Investment firm Colony Capital added 54 industrial properties to its portfolio with a $1.16 billion acquisition, the company announced in a release last week.
The 11.9 million-square-foot portfolio includes properties in nine markets across the United States and expands Colony’s footprint by roughly 25 percent.
It was just last month that Colony unloaded another industrial portfolio to Nuveen Real Estate for $136 million. So what would drive Tom Barrack’s investment firm to make such a big industrial play?
The company is still in the process of finding its stride after a merger with NorthStar Realty and NorthStar Asset Management in 2017. The merger tanked the firm’s market cap, and its share price has yet to recover to its pre-merger price.
Industrial is one area of Colony’s focus, together with healthcare and hospitality, and the firm has been expanding its industrial portfolio over the last several years, said Lew Friedland, the head of Colony’s industrial arm.
Before this acquisition, Colony had 48.5 million square feet in 20 markets throughout the United States, with high concentrations in Dallas and Atlanta, up from 30 million three to four years ago, per Friedland. In 2018, Colony added assets in Atlanta, New Jersey, and Florida among other markets, and ended the year with 400 industrial properties, a net gain of 31 properties from the previous year.
This acquisition is in keeping with that trend. The 54-building package gave the company access to six new markets, said Friedland, including Seattle, Wash. and Los Angeles, Calif. “There was great overlap of existing markets that we’re in,” he said. “In three of the nine markets, we already had a presence. The other six were targets of ours.”

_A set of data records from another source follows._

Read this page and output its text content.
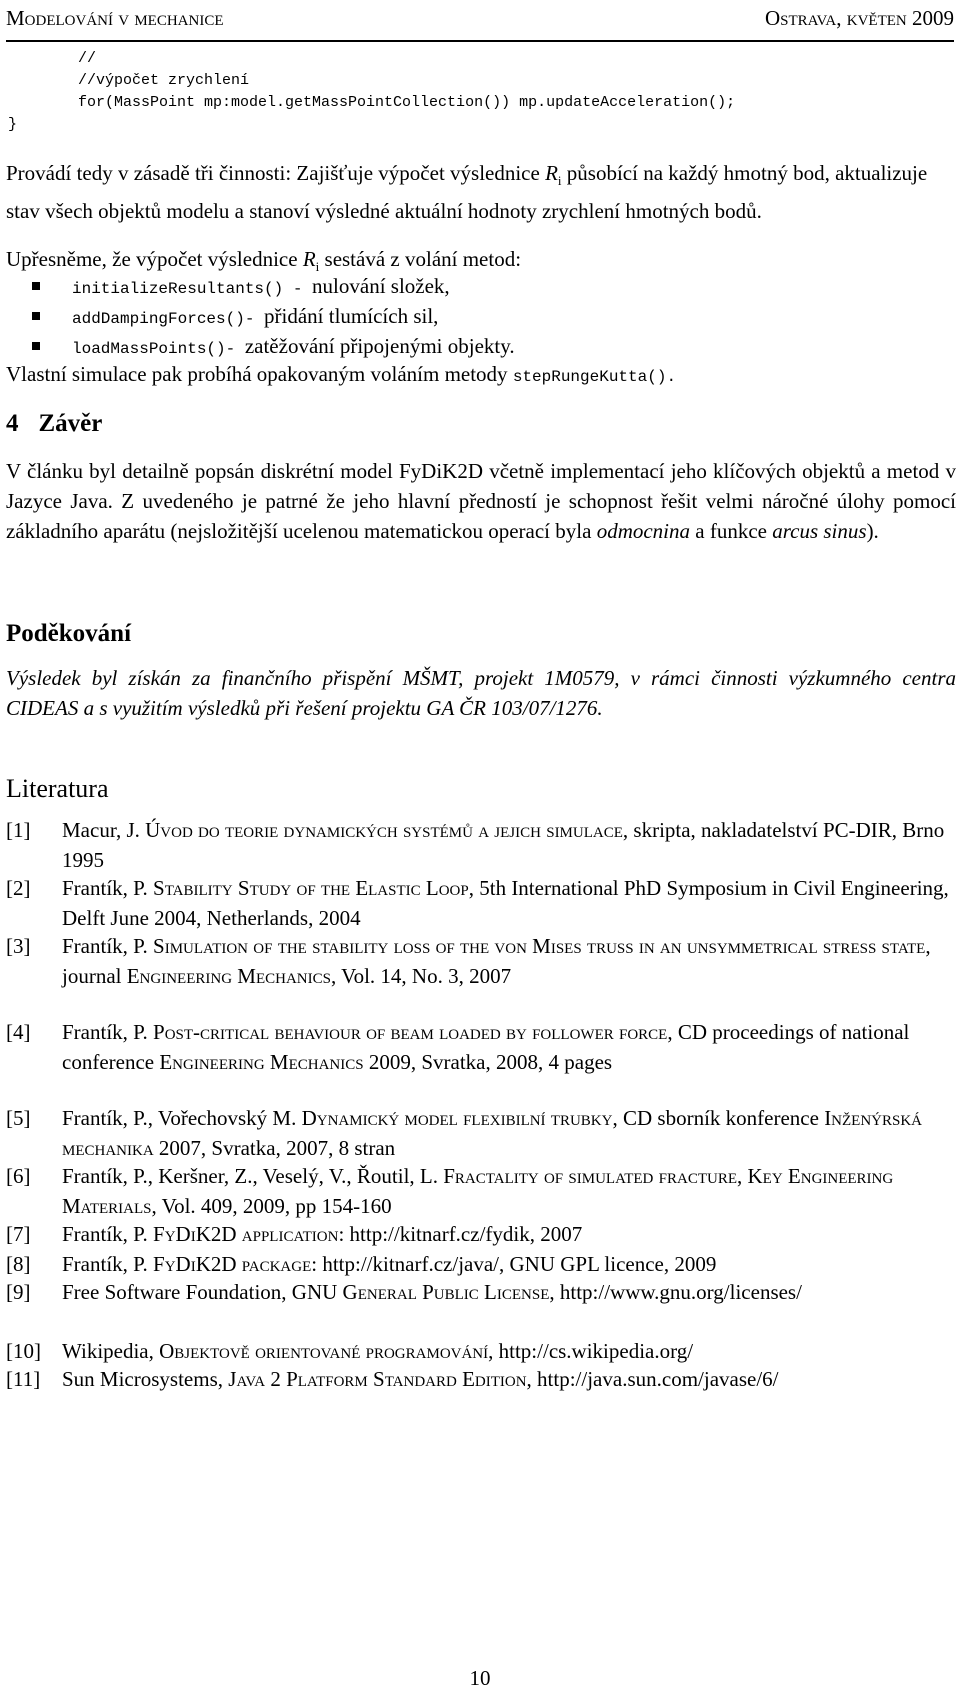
Modelování v mechanice	Ostrava, květen 2009
//
//výpočet zrychlení
for(MassPoint mp:model.getMassPointCollection()) mp.updateAcceleration();
}

Provádí tedy v zásadě tři činnosti: Zajišťuje výpočet výslednice $R_i$ působící na každý hmotný bod, aktualizuje stav všech objektů modelu a stanoví výsledné aktuální hodnoty zrychlení hmotných bodů.

Upřesněme, že výpočet výslednice $R_i$ sestává z volání metod:

initializeResultants() - nulování složek,
addDampingForces()- přidání tlumících sil,
loadMassPoints()- zatěžování připojenými objekty.

Vlastní simulace pak probíhá opakovaným voláním metody stepRungeKutta().

4 Závěr

V článku byl detailně popsán diskrétní model FyDiK2D včetně implementací jeho klíčových objektů a metod v Jazyce Java. Z uvedeného je patrné že jeho hlavní předností je schopnost řešit velmi náročné úlohy pomocí základního aparátu (nejsložitější ucelenou matematickou operací byla odmocnina a funkce arcus sinus).

Poděkování

Výsledek byl získán za finančního přispění MŠMT, projekt 1M0579, v rámci činnosti výzkumného centra CIDEAS a s využitím výsledků při řešení projektu GA ČR 103/07/1276.

Literatura
[1] Macur, J. Úvod do teorie dynamických systémů a jejich simulace, skripta, nakladatelství PC-DIR, Brno 1995
[2] Frantík, P. Stability Study of the Elastic Loop, 5th International PhD Symposium in Civil Engineering, Delft June 2004, Netherlands, 2004
[3] Frantík, P. Simulation of the stability loss of the von Mises truss in an unsymmetrical stress state, journal Engineering Mechanics, Vol. 14, No. 3, 2007
[4] Frantík, P. Post-critical behaviour of beam loaded by follower force, CD proceedings of national conference Engineering Mechanics 2009, Svratka, 2008, 4 pages
[5] Frantík, P., Vořechovský M. Dynamický model flexibilní trubky, CD sborník konference Inženýrská mechanika 2007, Svratka, 2007, 8 stran
[6] Frantík, P., Keršner, Z., Veselý, V., Řoutil, L. Fractality of simulated fracture, Key Engineering Materials, Vol. 409, 2009, pp 154-160
[7] Frantík, P. FyDiK2D application: http://kitnarf.cz/fydik, 2007
[8] Frantík, P. FyDiK2D package: http://kitnarf.cz/java/, GNU GPL licence, 2009
[9] Free Software Foundation, GNU General Public License, http://www.gnu.org/licenses/
[10] Wikipedia, Objektově orientované programování, http://cs.wikipedia.org/
[11] Sun Microsystems, Java 2 Platform Standard Edition, http://java.sun.com/javase/6/
10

All six markets are metropolitan areas that the company had previously targeted because of their high population growth and demand for last-mile and infill warehousing, an area that’s seen explosive growth nationside.
In the Los Angeles metropolitan area for example, pricing for industrial land increased 25 percent in 2018, according to a report from CBRE, and asking lease rates grew 7.5 percent to $0.85 per square foot. The increases were driven by online retailers and third-party logistics companies, per the report.
Most of the buildings were newer stock that fit the distribution needs of such companies, Friedland said. One such property was the 225,972-square-foot LogistiCenter 167 in Fife, Washington, which was developed in 2016, and is about an hour outside Seattle, Wash.
While Colony’s primary focus is in light industry, the portfolio includes both light and bulk industrial buildings. The six bulk warehouses in the package span a combined 4.4 million square foot, while the remaining buildings span 7.7 million square feet.